Author: Sirisha Kodukula
Dataiku is used as a data science tool for a wide range of data-related tasks. It can perform tasks that include cleaning the data, building recipes, creating ML models, and deploying. There is an inbuilt Jupyter notebook to code in the python language for the ml part.
Setup (Implementation Demo)
What is a Time Series?
Connect Snowflake to Dataiku with the help of a partner Connect.
Create a 14 days free account on Dataiku.
The interface would look like this:
When we connect a Snowflake to Dataiku, then a database, warehouse, user, and roles are automatically created in the Snowflake.
Create a new project in the Dataiku DSS and import the table from the Snowflake.
We can use a Jupyter notebook inside Dataiku, where we can code and export the resultant datasets.
We can prepare our datasets before training on Time Series using the visual recipes present.
Now we have to train and evaluate the models. For this, we need to enable the time series plugin.
Time series uses data that is based on time. Time-ordered data points are used to notice the changes. By using the ML models, we can actually predict the future only once we train the data using the Train and evaluate forecasting models. The data is divided into three categories based on the relation between the variable and time data :
Univariate time series - the single variable that depends on time.
Multivariate time series - 2 or more interrelated variables that depend on time.
Multiple time series - multiple time series which are not related to each other.

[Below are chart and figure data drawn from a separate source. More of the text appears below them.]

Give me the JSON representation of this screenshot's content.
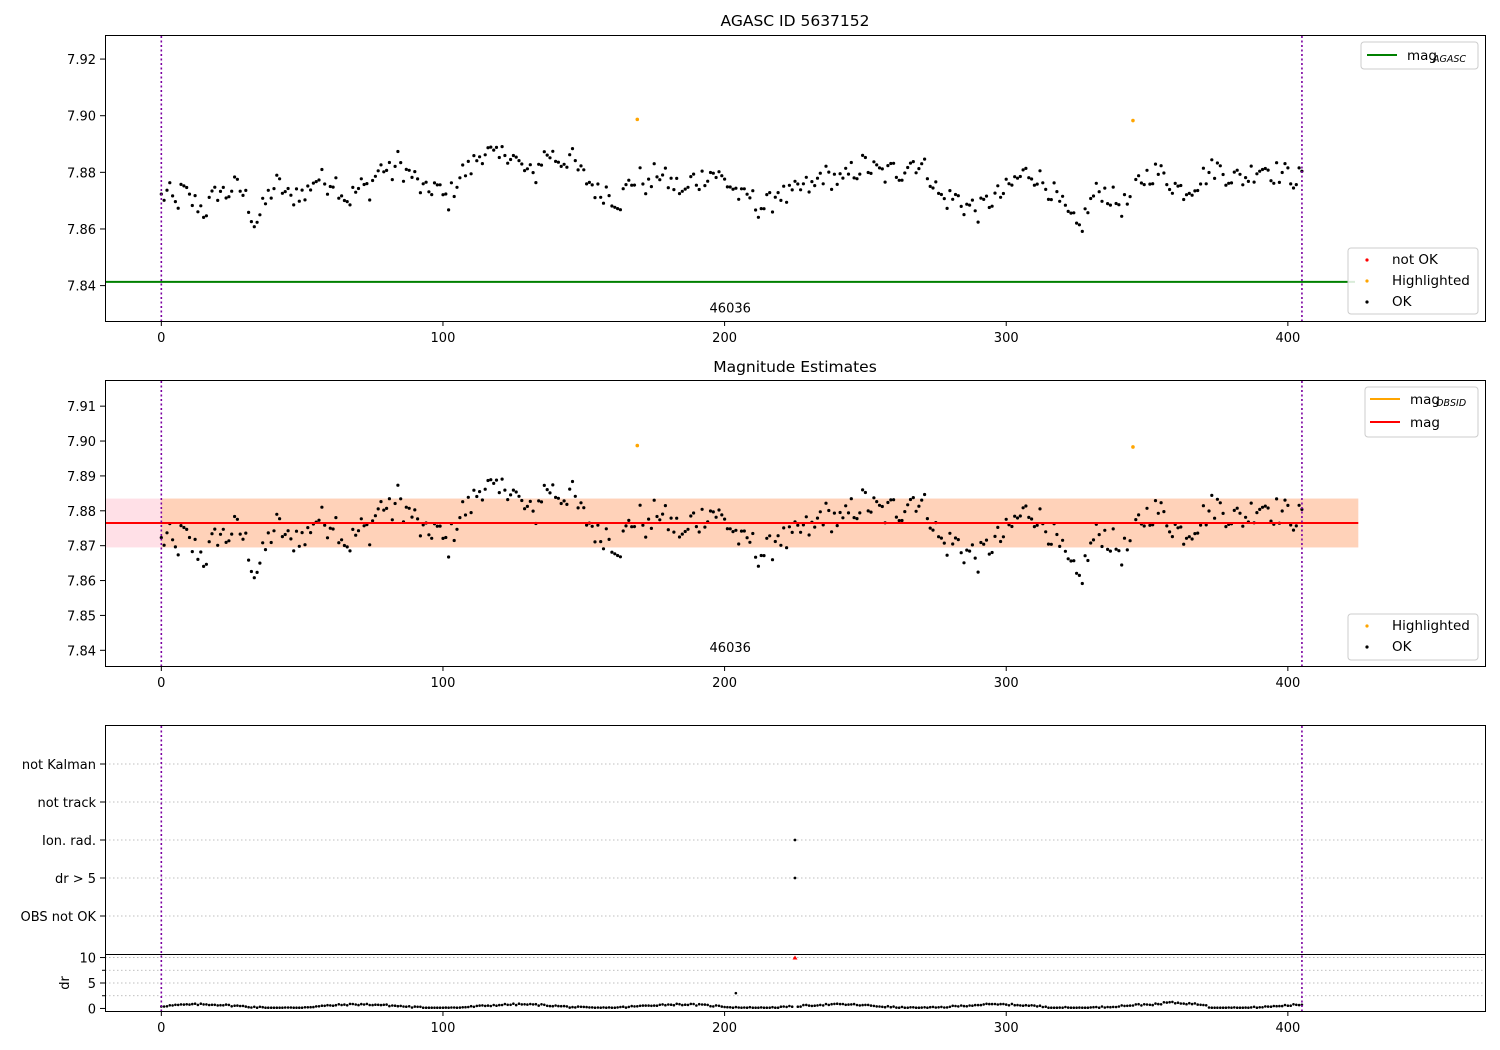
{
  "chart_data": [
    {
      "type": "scatter",
      "title": "AGASC ID 5637152",
      "xlim": [
        -20,
        470
      ],
      "ylim": [
        7.8275,
        7.9285
      ],
      "x_ticks": [
        0,
        100,
        200,
        300,
        400
      ],
      "y_ticks": [
        7.84,
        7.86,
        7.88,
        7.9,
        7.92
      ],
      "y_tick_labels": [
        "7.84",
        "7.86",
        "7.88",
        "7.90",
        "7.92"
      ],
      "mag_agasc": 7.8413,
      "vlines_x": [
        0,
        405
      ],
      "annotation": {
        "text": "46036",
        "x": 202,
        "y": 7.8305
      },
      "highlighted_points": [
        {
          "x": 169,
          "y": 7.8987
        },
        {
          "x": 345,
          "y": 7.8983
        }
      ],
      "ok_points_summary": {
        "n": 405,
        "x_range": [
          0,
          405
        ],
        "y_range": [
          7.857,
          7.894
        ]
      },
      "legend_lines": [
        {
          "label": "mag",
          "sub": "AGASC",
          "color": "#008000"
        }
      ],
      "legend_points": [
        {
          "label": "not OK",
          "color": "#ff0000"
        },
        {
          "label": "Highlighted",
          "color": "#ffa500"
        },
        {
          "label": "OK",
          "color": "#000000"
        }
      ]
    },
    {
      "type": "scatter",
      "title": "Magnitude Estimates",
      "xlim": [
        -20,
        470
      ],
      "ylim": [
        7.8355,
        7.9175
      ],
      "x_ticks": [
        0,
        100,
        200,
        300,
        400
      ],
      "y_ticks": [
        7.84,
        7.85,
        7.86,
        7.87,
        7.88,
        7.89,
        7.9,
        7.91
      ],
      "y_tick_labels": [
        "7.84",
        "7.85",
        "7.86",
        "7.87",
        "7.88",
        "7.89",
        "7.90",
        "7.91"
      ],
      "mag_obsid": 7.8765,
      "mag": 7.8765,
      "band_outer": [
        7.8695,
        7.8835
      ],
      "band_inner": [
        7.8695,
        7.8835
      ],
      "band_x_end": 425,
      "vlines_x": [
        0,
        405
      ],
      "annotation": {
        "text": "46036",
        "x": 202,
        "y": 7.8395
      },
      "highlighted_points": [
        {
          "x": 169,
          "y": 7.8987
        },
        {
          "x": 345,
          "y": 7.8983
        }
      ],
      "legend_lines": [
        {
          "label": "mag",
          "sub": "OBSID",
          "color": "#ffa500"
        },
        {
          "label": "mag",
          "sub": "",
          "color": "#ff0000"
        }
      ],
      "legend_points": [
        {
          "label": "Highlighted",
          "color": "#ffa500"
        },
        {
          "label": "OK",
          "color": "#000000"
        }
      ]
    },
    {
      "type": "scatter",
      "xlim": [
        -20,
        470
      ],
      "x_ticks": [
        0,
        100,
        200,
        300,
        400
      ],
      "flag_labels": [
        "not Kalman",
        "not track",
        "Ion. rad.",
        "dr > 5",
        "OBS not OK"
      ],
      "flag_points": [
        {
          "flag": "Ion. rad.",
          "x": 225
        },
        {
          "flag": "dr > 5",
          "x": 225
        }
      ],
      "dr_ylabel": "dr",
      "dr_ylim": [
        -0.5,
        10.5
      ],
      "dr_y_ticks": [
        0,
        5,
        10
      ],
      "dr_y_tick_labels": [
        "0",
        "5",
        "10"
      ],
      "dr_clipped_point": {
        "x": 225,
        "y": 10
      },
      "dr_typical_range": [
        0.2,
        1.2
      ],
      "vlines_x": [
        0,
        405
      ]
    }
  ]
}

We need to prepare our dataset before setting it up for time series forecasting. For example, in our case, we need to parse the year column and fill in the missing values of timestamps. Dataiku DSS has different plugins, and one of them is a preparation plugin that helps us to perform operations on the time-related data by the visual recipes it has.
Train and evaluate forecasting models.
We need to have historical data to perform training on the time series data.
The time column, in our case, has the parsed years with no missing values:
PREPARE recipe is used for parsing the dates.
Time Series Preparation RESAMPLING recipe is used to fill in missing values.
In our case, the time column is "YEAR"
The Frequency can be minute to year.:
Our frequency column is also “YEAR”
The target column is the column where we need to perform the forecast
Our target column is “UNIT_SOLD”
most recent: only uses last records of each time series during training
whole data: To use all records
We had chosen “NO SAMPLING” which is the whole data.
We have two strategies for splitting our data. In our case, it's a time-based split. We also have time series cross-validation.
After training the model, we get a metrics file where we can see the model and its error rate for each metric.
From here, we can see the least error rate and choose the best algorithm to perform forecasting.
In our case, out of the three algorithms i.e FEEDFORWARD, SEASONAL NAIVE, TRIVIAL IDENTITY , feedforward has scored a 5.7 % error using the MASE matrix
So Dataiku has chosen the best algorithm with the least error rate for forecasting.
We have successfully implemented the machine learning model for forecasting values of future years based on the previous years using a time series tool. The accuracy of our model is 94.3 %.